Ни один мужчина не стал бы терпеть вторжение в свои интимные сферы. Его статуя Свободы, его яички были неприкасаемы. Поэтому в этот момент положение дел изменилось. Внезапно великий политик на глазах у всех изменился. Он дал выход своей храбрости. Он больше не был политиком-миротворцем, он хотел стать диктатором, покончить с демократией, контролировать мнение других, соединить законодательную власть с исполнительной — наконец, создавать законы и их исполнять.
Никто больше не помешает его решениям — ни я, ни Бартоломеу, ни профессор Журема, ни кто-либо другой. Он занимался законодательством, создавал закон, согласно которому его враги будут устранены, в особенности проклятый оппонент. Он набрал в грудь побольше воздуха, разозлился, разъярился, вышел из себя. Но решиться на все или вообще ни на что не решиться было весьма опасно.

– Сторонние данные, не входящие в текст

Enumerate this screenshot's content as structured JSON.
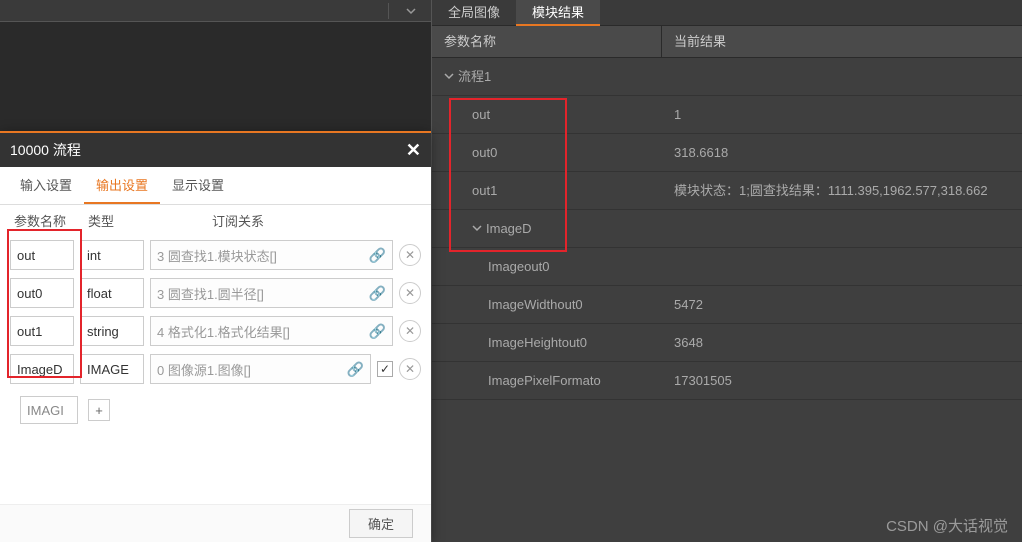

У него был запасной вариант: снять штаны и достать мышь из закоулков своей интимности перед логовом мужчин. Но опытный политик никогда не покажет свою обнаженность и свои «прегрешения» перед другими; это было бы концом — так подумал Мэр. Поэтому он выбрал первый вариант.
Публика почувствовала твердость в этом человеке. Он решит проблему самостоятельно. Достаточно было фатального удара под точным углом по месту, где уже был его противник. Но он все еще сомневался, поскольку места, прилегавшие к цели, были деликатными. Если он промахнется, то расплющит яички и никогда не будет иметь детей. Момент был деликатным; все затаили дыхание в ожидании диктаторского поступка. Итак, Мэр вдохнул воздух, поднял правую руку, выверил направление и собрался ударить по мышонку, но тут появилась бабуля и отвлекла его внимание.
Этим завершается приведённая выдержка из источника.